According to IMF estimation, faster access to vaccinations for high-risk populations could potentially save more than half a million lives in the next six months alone.
Low vaccination rates mean that poorer nations are more exposed to the virus and its variants, Georgieva said. In sub-Saharan Africa, for example, less than one adult in a hundred is fully vaccinated, compared to an average of over 30 percent in more advanced economies.
"Unvaccinated populations anywhere raise the risk of even deadlier variants emerging, undermining progress everywhere and inflicting further harm on the global economy," she continued.
The IMF chief also noted that shrinking fiscal resources will make it even harder for poorer nations to boost vaccinations and support their economies, which will leave millions of people unprotected and exposed to rising poverty, homelessness, and hunger.

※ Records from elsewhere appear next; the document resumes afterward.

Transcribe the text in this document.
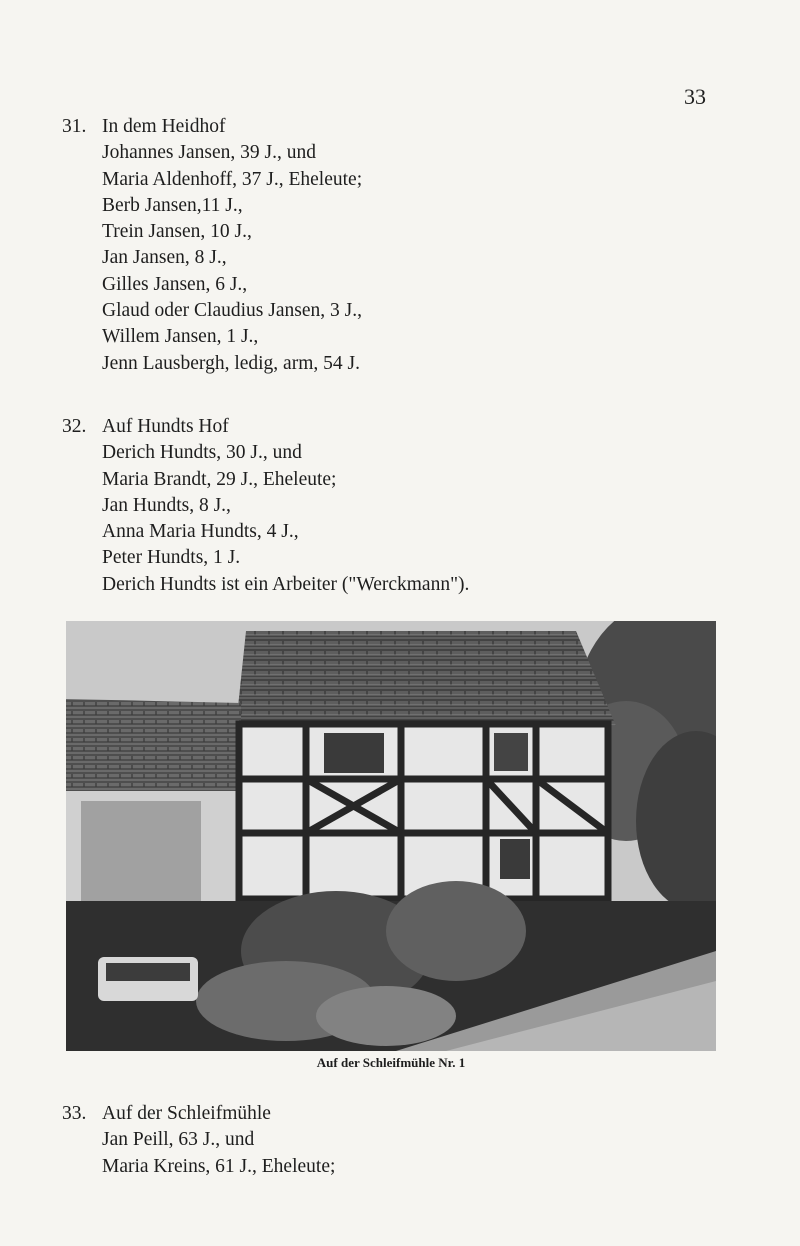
33
31. In dem Heidhof
Johannes Jansen, 39 J., und
Maria Aldenhoff, 37 J., Eheleute;
Berb Jansen,11 J.,
Trein Jansen, 10 J.,
Jan Jansen, 8 J.,
Gilles Jansen, 6 J.,
Glaud oder Claudius Jansen, 3 J.,
Willem Jansen, 1 J.,
Jenn Lausbergh, ledig, arm, 54 J.
32. Auf Hundts Hof
Derich Hundts, 30 J., und
Maria Brandt, 29 J., Eheleute;
Jan Hundts, 8 J.,
Anna Maria Hundts, 4 J.,
Peter Hundts, 1 J.
Derich Hundts ist ein Arbeiter ("Werckmann").
Auf der Schleifmühle Nr. 1
33. Auf der Schleifmühle
Jan Peill, 63 J., und
Maria Kreins, 61 J., Eheleute;
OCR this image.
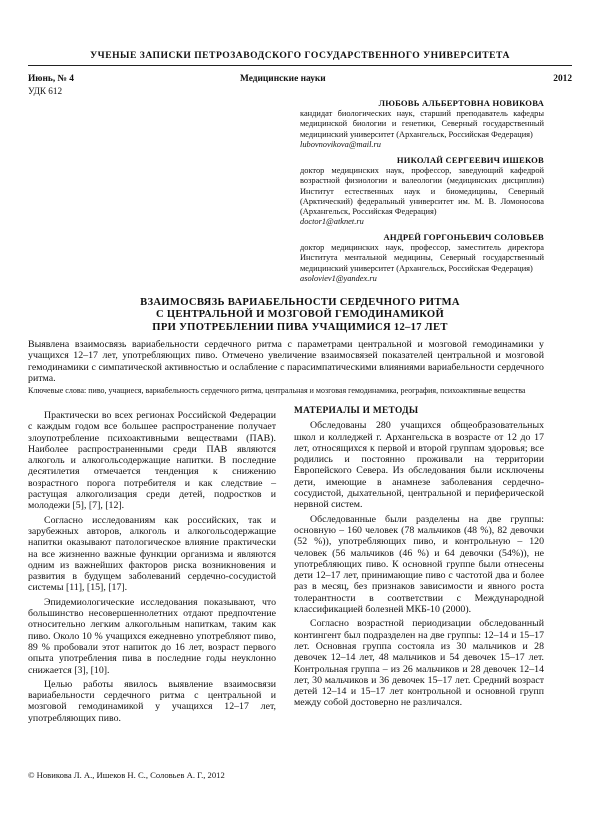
УЧЕНЫЕ ЗАПИСКИ ПЕТРОЗАВОДСКОГО ГОСУДАРСТВЕННОГО УНИВЕРСИТЕТА
Июнь, № 4	Медицинские науки	2012
УДК 612
ЛЮБОВЬ АЛЬБЕРТОВНА НОВИКОВА
кандидат биологических наук, старший преподаватель кафедры медицинской биологии и генетики, Северный государственный медицинский университет (Архангельск, Российская Федерация)
lubovnovikova@mail.ru
НИКОЛАЙ СЕРГЕЕВИЧ ИШЕКОВ
доктор медицинских наук, профессор, заведующий кафедрой возрастной физиологии и валеологии (медицинских дисциплин) Институт естественных наук и биомедицины, Северный (Арктический) федеральный университет им. М. В. Ломоносова (Архангельск, Российская Федерация)
doctor1@atknet.ru
АНДРЕЙ ГОРГОНЬЕВИЧ СОЛОВЬЕВ
доктор медицинских наук, профессор, заместитель директора Института ментальной медицины, Северный государственный медицинский университет (Архангельск, Российская Федерация)
asoloviev1@yandex.ru
ВЗАИМОСВЯЗЬ ВАРИАБЕЛЬНОСТИ СЕРДЕЧНОГО РИТМА
С ЦЕНТРАЛЬНОЙ И МОЗГОВОЙ ГЕМОДИНАМИКОЙ
ПРИ УПОТРЕБЛЕНИИ ПИВА УЧАЩИМИСЯ 12–17 ЛЕТ
Выявлена взаимосвязь вариабельности сердечного ритма с параметрами центральной и мозговой гемодинамики у учащихся 12–17 лет, употребляющих пиво. Отмечено увеличение взаимосвязей показателей центральной и мозговой гемодинамики с симпатической активностью и ослабление с парасимпатическими влияниями вариабельности сердечного ритма.
Ключевые слова: пиво, учащиеся, вариабельность сердечного ритма, центральная и мозговая гемодинамика, реография, психоактивные вещества

Практически во всех регионах Российской Федерации с каждым годом все большее распространение получает злоупотребление психоактивными веществами (ПАВ). Наиболее распространенными среди ПАВ являются алкоголь и алкогольсодержащие напитки. В последние десятилетия отмечается тенденция к снижению возрастного порога потребителя и как следствие – растущая алкоголизация среди детей, подростков и молодежи [5], [7], [12].

Согласно исследованиям как российских, так и зарубежных авторов, алкоголь и алкогольсодержащие напитки оказывают патологическое влияние практически на все жизненно важные функции организма и являются одним из важнейших факторов риска возникновения и развития в будущем заболеваний сердечно-сосудистой системы [11], [15], [17].

Эпидемиологические исследования показывают, что большинство несовершеннолетних отдают предпочтение относительно легким алкогольным напиткам, таким как пиво. Около 10 % учащихся ежедневно употребляют пиво, 89 % пробовали этот напиток до 16 лет, возраст первого опыта употребления пива в последние годы неуклонно снижается [3], [10].

Целью работы явилось выявление взаимосвязи вариабельности сердечного ритма с центральной и мозговой гемодинамикой у учащихся 12–17 лет, употребляющих пиво.

МАТЕРИАЛЫ И МЕТОДЫ

Обследованы 280 учащихся общеобразовательных школ и колледжей г. Архангельска в возрасте от 12 до 17 лет, относящихся к первой и второй группам здоровья; все родились и постоянно проживали на территории Европейского Севера. Из обследования были исключены дети, имеющие в анамнезе заболевания сердечно-сосудистой, дыхательной, центральной и периферической нервной систем.

Обследованные были разделены на две группы: основную – 160 человек (78 мальчиков (48 %), 82 девочки (52 %)), употребляющих пиво, и контрольную – 120 человек (56 мальчиков (46 %) и 64 девочки (54%)), не употребляющих пиво. К основной группе были отнесены дети 12–17 лет, принимающие пиво с частотой два и более раз в месяц, без признаков зависимости и явного роста толерантности в соответствии с Международной классификацией болезней МКБ-10 (2000).

Согласно возрастной периодизации обследованный контингент был подразделен на две группы: 12–14 и 15–17 лет. Основная группа состояла из 30 мальчиков и 28 девочек 12–14 лет, 48 мальчиков и 54 девочек 15–17 лет. Контрольная группа – из 26 мальчиков и 28 девочек 12–14 лет, 30 мальчиков и 36 девочек 15–17 лет. Средний возраст детей 12–14 и 15–17 лет контрольной и основной групп между собой достоверно не различался.

© Новикова Л. А., Ишеков Н. С., Соловьев А. Г., 2012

Noting that inflation expectations in the US have been stable so far, Georgieva also warned that there is a risk of a more sustained rise in inflation or inflation expectations, which could potentially require an "earlier-than-expected tightening" of US monetary policy.
"Higher interest rates in the US could lead to a sharp tightening of global financial conditions and significant capital outflows from emerging and developing economies," she said. "It would pose major challenges especially to countries with large external financing needs or elevated debt levels."
In order to address this worsening two-track recovery, the IMF chief urged G20 policymakers to step up international cooperation to end the pandemic, step up efforts to secure the recovery, and step up support to vulnerable economies.
IMF staff recently outlined a $50 billion plan that could lead to trillions of dollars gained from faster vaccine rollout and accelerated recovery. "This would be the best public investment of our lives and a global game-changer," Georgieva said.